Many of the proposals of the socialist text are part of the document that last week they presented 40 feminist collectives; 83 measures that they delivered to the parties on April 11 and among which stood out a clear stance against prostitution and rent bellies, two of the most interesting issues in the feminist movement. In both questions, the PSOE is aligned with the majority. Proposes to approve the comprehensive law against trafficking and new legislative measures, including, "a legal figure that allows penal sanctions to those who contribute or benefit from the prostitution of others, which will help to dismantle the prostitution industry" and sanction "the demand and purchase of prostitution. "
This sanction to those who pay for having sex was already included in the 2016 program, however, in the document with which the Socialists have been working until this Monday, the one of the 110 measures, did not appear.

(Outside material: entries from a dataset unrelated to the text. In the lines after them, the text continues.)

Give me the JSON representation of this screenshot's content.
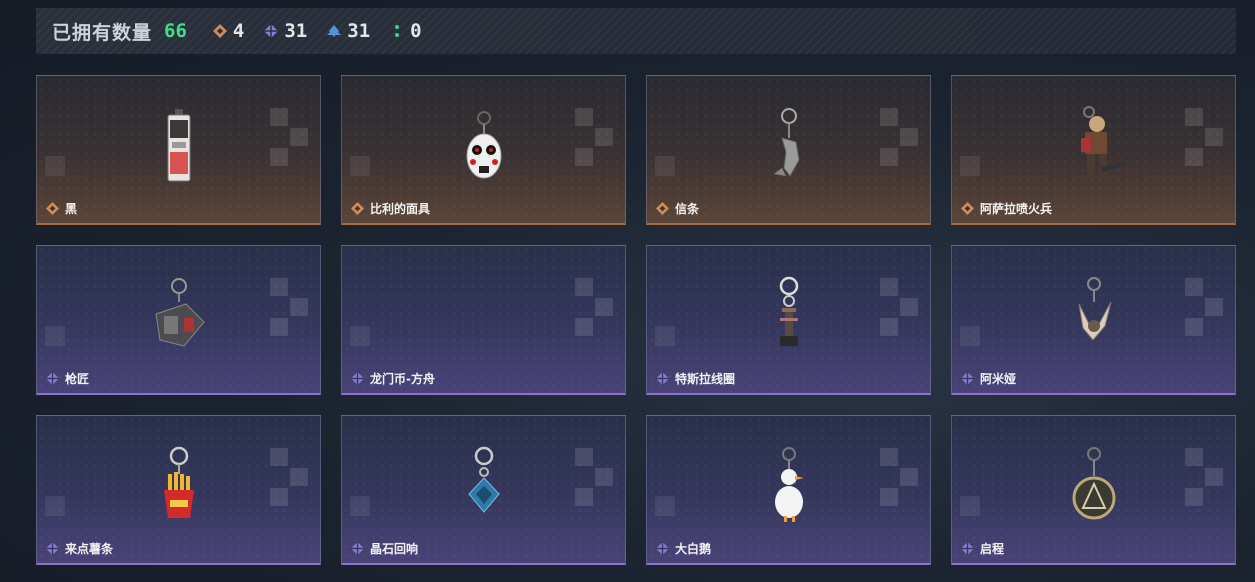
{
  "header": {
    "owned_label": "已拥有数量",
    "owned_count": "66",
    "stats": [
      {
        "icon": "orange-diamond-icon",
        "color": "#d38a55",
        "value": "4"
      },
      {
        "icon": "purple-diamond-icon",
        "color": "#8e7ad6",
        "value": "31"
      },
      {
        "icon": "blue-diamond-icon",
        "color": "#5b8fd6",
        "value": "31"
      },
      {
        "icon": "green-dots-icon",
        "color": "#3fd08a",
        "value": "0"
      }
    ]
  },
  "colors": {
    "orange": "#d38a55",
    "purple": "#8e7ad6",
    "accent_green": "#3fe08a"
  },
  "items": [
    {
      "name": "黑",
      "tier": "orange"
    },
    {
      "name": "比利的面具",
      "tier": "orange"
    },
    {
      "name": "信条",
      "tier": "orange"
    },
    {
      "name": "阿萨拉喷火兵",
      "tier": "orange"
    },
    {
      "name": "枪匠",
      "tier": "purple"
    },
    {
      "name": "龙门币-方舟",
      "tier": "purple"
    },
    {
      "name": "特斯拉线圈",
      "tier": "purple"
    },
    {
      "name": "阿米娅",
      "tier": "purple"
    },
    {
      "name": "来点薯条",
      "tier": "purple"
    },
    {
      "name": "晶石回响",
      "tier": "purple"
    },
    {
      "name": "大白鹅",
      "tier": "purple"
    },
    {
      "name": "启程",
      "tier": "purple"
    }
  ]
}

Finally, and after "something" of "debate" between its ranks – first, on "if it got or not" and then on "the how" -, it was included, according to party sources. "Prostitution, which we have declared abolitionist, is one of the cruelest faces of the feminization of poverty, as well as one of the worst forms of violence against women," the text says, which also includes measures against "advertising of services and sexual content and the integral recovery of the people who have been exploited, with specific attention to minors".
These proposals were part of the draft of the PSOE to which EL PAÍS had access last December to put in place a legislation against trafficking and from which the party wanted to distance itself. They argued that it was only one of the documents that were used to draw up said law, "preliminary" and "the furthest" from its proposals. The document, titled Draft Comprehensive Law against trafficking in human beings and in particular for the purpose of sexual exploitation, proposed the modification of half a dozen laws, including the Criminal Code and the Law of Criminal Procedure, by which prostitution, which is now alegal, would become illegal in Spain.
At that time, the conversation within the party revolved around two aspects. On whether the content should focus only on trafficking for sexual exploitation or in general, something that the electoral program closes around the first option; and about the name of the future law, whether it should include the word or not prostitution, something that is added in the electoral text, along with other keys of the draft such as punishment to the client and a legal figure to prosecute both the pimps and anyone who benefits or contributes to prostitution.
The other great debate, that of rent bellies, that enrarece the relations between the feminist movement and the collective LGTB, is left settled in the socialist program: "We say NO to the bellies of rent". The document is committed to "acting" in front of the agencies, "which offer this practice to hundreds of Spanish families every year, knowing that it is prohibited in our country." He argues that surrogate pregnancy or surrogacy is a "euphemism" that "undermines the rights of women, especially the most vulnerable, by commodifying their bodies and reproductive functions."